Slappy noticed a blur of motion and was prepared to throw himself to the deck, but it wasn’t necessary. Mad Sally swung in from the deck of the Boil and crashed into Fanny, sending the pistol flying from her hand. It fell against the rail, discharging. The ball smacked into the mainmast, three inches from the head of Ol’ Chumbucket. Cementhands looked from Chumbucket to the bullet hole, and back to Chumbucket.

“Sorry, dude,” he said. “I think I was supposed to stop that from happening.” Chumbucket looked at the hole then smiled wanly at McCormack and shrugged.

Fanny leaped back to her feet and grabbed Juan’s cutlass, turning to face Mad Sally, who had lost her dagger in swinging across to La Herida.

“You bitch!” Fanny screamed, spitting foam. “I should have killed you back in Tortuga!”

She lunged at Sally, flailing wildly. Sally stood her ground, not moving as the blade whistled past and sank into the railing. Them, pivoting off her left foot, she put all of her body into a straight right that caught Fanny squarely on the point of the chin, sending her former boss flying through the air and crashing, unconcious, at Slappista’s feet.

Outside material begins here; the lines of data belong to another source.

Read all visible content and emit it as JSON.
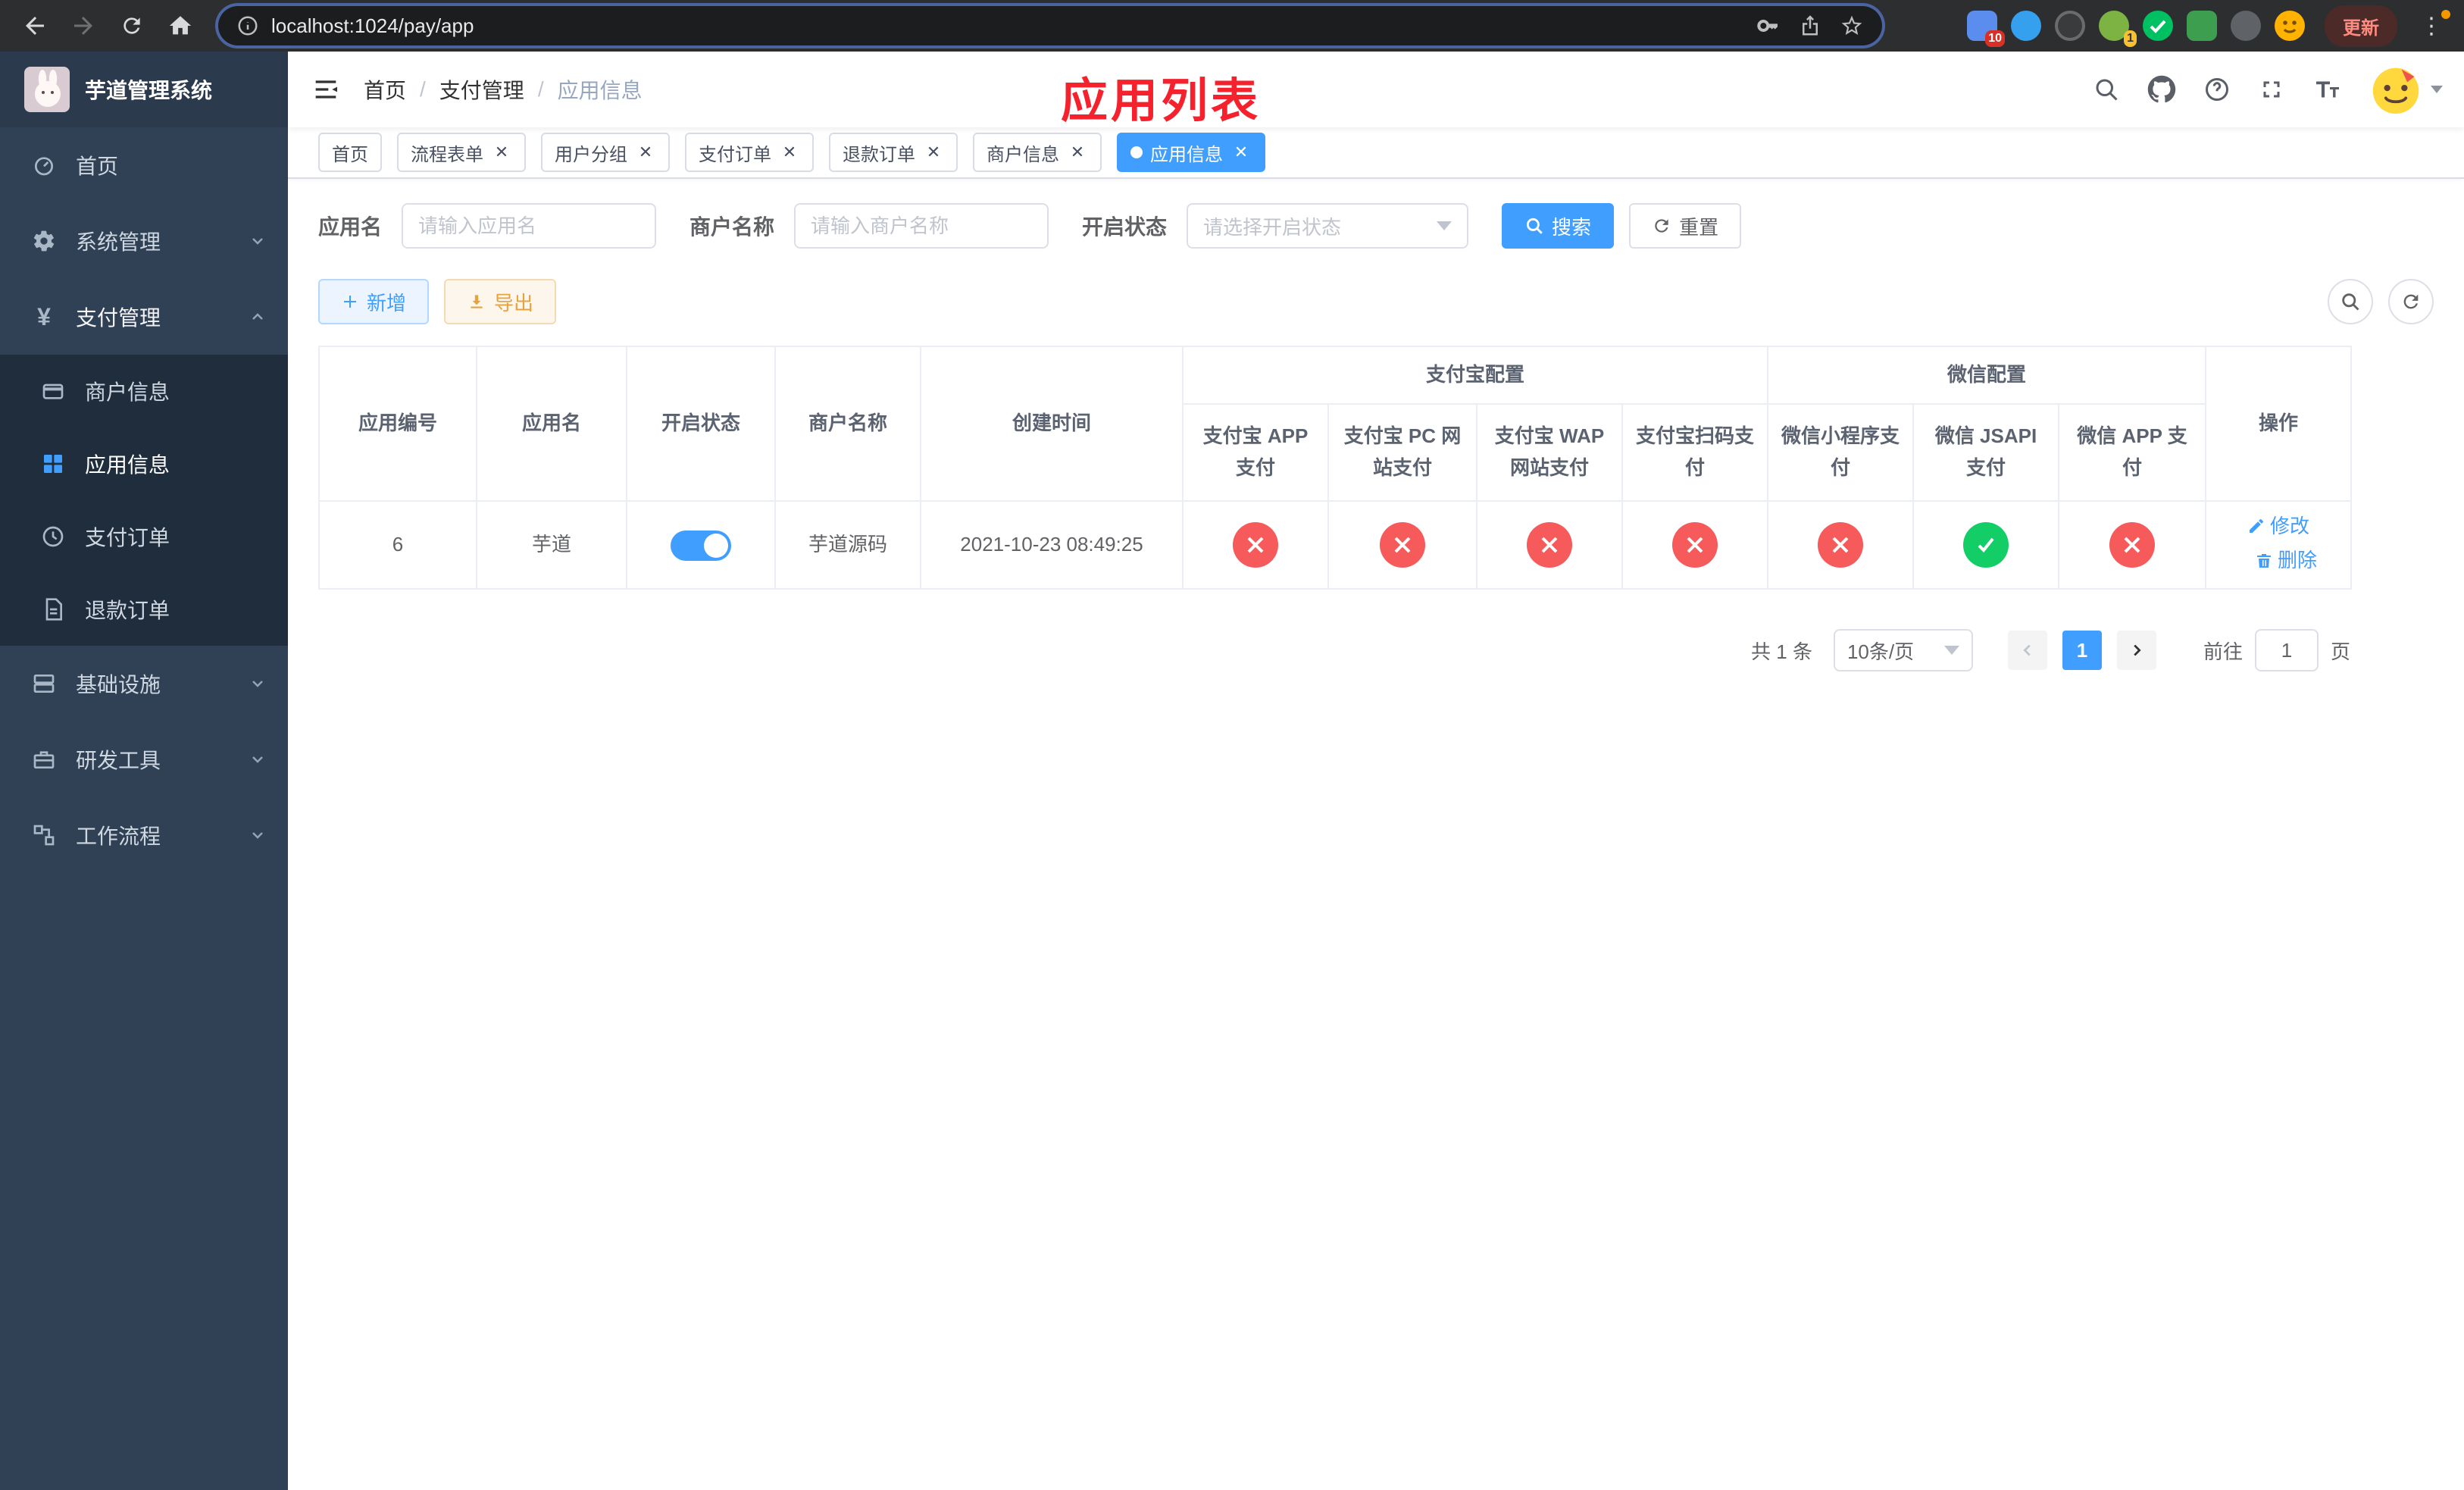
{
  "browser": {
    "url": "localhost:1024/pay/app",
    "update_label": "更新",
    "ext_badge_tabs": "10",
    "ext_badge_avatar": "1"
  },
  "sidebar": {
    "title": "芋道管理系统",
    "items": [
      {
        "label": "首页"
      },
      {
        "label": "系统管理"
      },
      {
        "label": "支付管理"
      },
      {
        "label": "商户信息"
      },
      {
        "label": "应用信息"
      },
      {
        "label": "支付订单"
      },
      {
        "label": "退款订单"
      },
      {
        "label": "基础设施"
      },
      {
        "label": "研发工具"
      },
      {
        "label": "工作流程"
      }
    ]
  },
  "header": {
    "breadcrumb": [
      {
        "label": "首页"
      },
      {
        "label": "支付管理"
      },
      {
        "label": "应用信息"
      }
    ],
    "page_title": "应用列表",
    "title_color": "#f5222d"
  },
  "tabs": [
    {
      "label": "首页",
      "closable": false,
      "active": false
    },
    {
      "label": "流程表单",
      "closable": true,
      "active": false
    },
    {
      "label": "用户分组",
      "closable": true,
      "active": false
    },
    {
      "label": "支付订单",
      "closable": true,
      "active": false
    },
    {
      "label": "退款订单",
      "closable": true,
      "active": false
    },
    {
      "label": "商户信息",
      "closable": true,
      "active": false
    },
    {
      "label": "应用信息",
      "closable": true,
      "active": true
    }
  ],
  "filters": {
    "app_name_label": "应用名",
    "app_name_placeholder": "请输入应用名",
    "merchant_label": "商户名称",
    "merchant_placeholder": "请输入商户名称",
    "status_label": "开启状态",
    "status_placeholder": "请选择开启状态",
    "search_label": "搜索",
    "reset_label": "重置"
  },
  "toolbar": {
    "add_label": "新增",
    "export_label": "导出"
  },
  "table": {
    "columns": {
      "app_id": "应用编号",
      "app_name": "应用名",
      "status": "开启状态",
      "merchant": "商户名称",
      "created": "创建时间",
      "alipay_group": "支付宝配置",
      "wechat_group": "微信配置",
      "alipay_app": "支付宝 APP 支付",
      "alipay_pc": "支付宝 PC 网站支付",
      "alipay_wap": "支付宝 WAP 网站支付",
      "alipay_qr": "支付宝扫码支付",
      "wechat_mini": "微信小程序支付",
      "wechat_jsapi": "微信 JSAPI 支付",
      "wechat_app": "微信 APP 支付",
      "actions": "操作"
    },
    "rows": [
      {
        "app_id": "6",
        "app_name": "芋道",
        "status_on": true,
        "merchant": "芋道源码",
        "created": "2021-10-23 08:49:25",
        "alipay_app": false,
        "alipay_pc": false,
        "alipay_wap": false,
        "alipay_qr": false,
        "wechat_mini": false,
        "wechat_jsapi": true,
        "wechat_app": false,
        "edit_label": "修改",
        "delete_label": "删除"
      }
    ]
  },
  "pagination": {
    "total": "共 1 条",
    "page_size": "10条/页",
    "current_page": "1",
    "goto_label": "前往",
    "goto_value": "1",
    "unit_label": "页"
  },
  "colors": {
    "primary": "#409eff",
    "success": "#13ce66",
    "danger": "#f65a5a",
    "sidebar_bg": "#304156",
    "submenu_bg": "#1f2d3d",
    "title_red": "#f5222d"
  }
}
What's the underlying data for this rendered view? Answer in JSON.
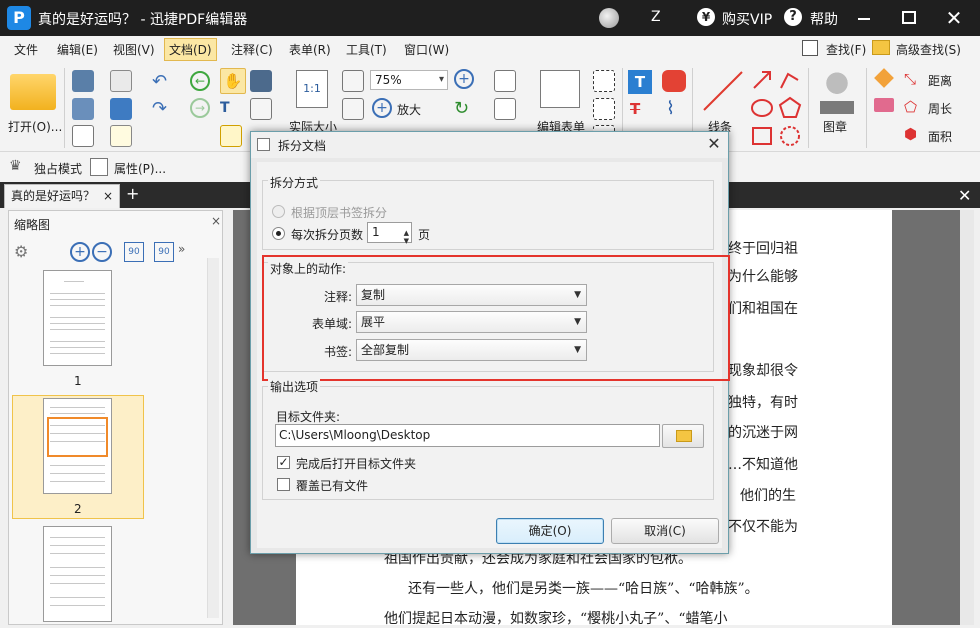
{
  "titlebar": {
    "title": "真的是好运吗？ - 迅捷PDF编辑器",
    "logo_letter": "P",
    "user": "Z",
    "vip_symbol": "¥",
    "vip_label": "购买VIP",
    "help_symbol": "?",
    "help_label": "帮助",
    "close_symbol": "✕"
  },
  "menubar": {
    "items": [
      "文件",
      "编辑(E)",
      "视图(V)",
      "文档(D)",
      "注释(C)",
      "表单(R)",
      "工具(T)",
      "窗口(W)"
    ],
    "active_index": 3,
    "find": "查找(F)",
    "advanced_find": "高级查找(S)"
  },
  "toolbar": {
    "open": "打开(O)...",
    "zoom": "75%",
    "zoom_in": "放大",
    "actual_size": "实际大小",
    "edit_form": "编辑表单",
    "line": "线条",
    "stamp": "图章",
    "distance": "距离",
    "perimeter": "周长",
    "area": "面积"
  },
  "subbar": {
    "exclusive_mode": "独占模式",
    "properties": "属性(P)..."
  },
  "tabs": {
    "doc_tab": "真的是好运吗？",
    "close": "×",
    "add": "+"
  },
  "thumbnails": {
    "title": "缩略图",
    "close": "×",
    "pages": [
      "1",
      "2"
    ]
  },
  "document": {
    "lines": [
      "终于回归祖",
      "为什么能够",
      "们和祖国在",
      "现象却很令",
      "独特，有时",
      "的沉迷于网",
      "…不知道他",
      "他们的生",
      "不仅不能为",
      "祖国作出贡献，还会成为家庭和社会国家的包袱。",
      "还有一些人，他们是另类一族——“哈日族”、“哈韩族”。",
      "他们提起日本动漫，如数家珍，“樱桃小丸子”、“蜡笔小"
    ]
  },
  "dialog": {
    "title": "拆分文档",
    "close": "✕",
    "split_method": {
      "legend": "拆分方式",
      "by_bookmark": "根据顶层书签拆分",
      "by_pages": "每次拆分页数",
      "pages_value": "1",
      "pages_unit": "页"
    },
    "actions": {
      "legend": "对象上的动作:",
      "annotation_label": "注释:",
      "annotation_value": "复制",
      "form_label": "表单域:",
      "form_value": "展平",
      "bookmark_label": "书签:",
      "bookmark_value": "全部复制"
    },
    "output": {
      "legend": "输出选项",
      "target_label": "目标文件夹:",
      "target_value": "C:\\Users\\Mloong\\Desktop",
      "open_after": "完成后打开目标文件夹",
      "open_after_checked": true,
      "overwrite": "覆盖已有文件",
      "overwrite_checked": false
    },
    "ok": "确定(O)",
    "cancel": "取消(C)"
  },
  "colors": {
    "titlebar": "#1f1f1f",
    "highlight": "#e4342c",
    "selection": "#fdefc8",
    "accent": "#1e88e5"
  }
}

“Probably just as well,” the Spaniard said with a shrug. “She can be very tiresome.”

“She shouldn’t have tried that two days before my period is due,” Sally said. “I’m feeling cranky enough as it is.”

“And now cousin,” Slappy said. “Let’s settle this.”

“What if I win?” Slappista said. “I don’t think your friends down below will let me live. The very best I can expect is a couple of months as a guest of Tharp’s brig before I’m hung. What do I get by fighting you?”

“True. I’m afraid you’re a dead man, Slappista. But neither of us wins much in either case. I’ve chased you halfway around the world, and all I’ll reap from it, in the end, is your head. All that’s in it for you is the chance to take me with you.”

A grin split Slappista’s face.

“A very good offer indeed. Let us begin.”

He lunged forward. Slappy’s cutlass flew up and the two blades clashed together.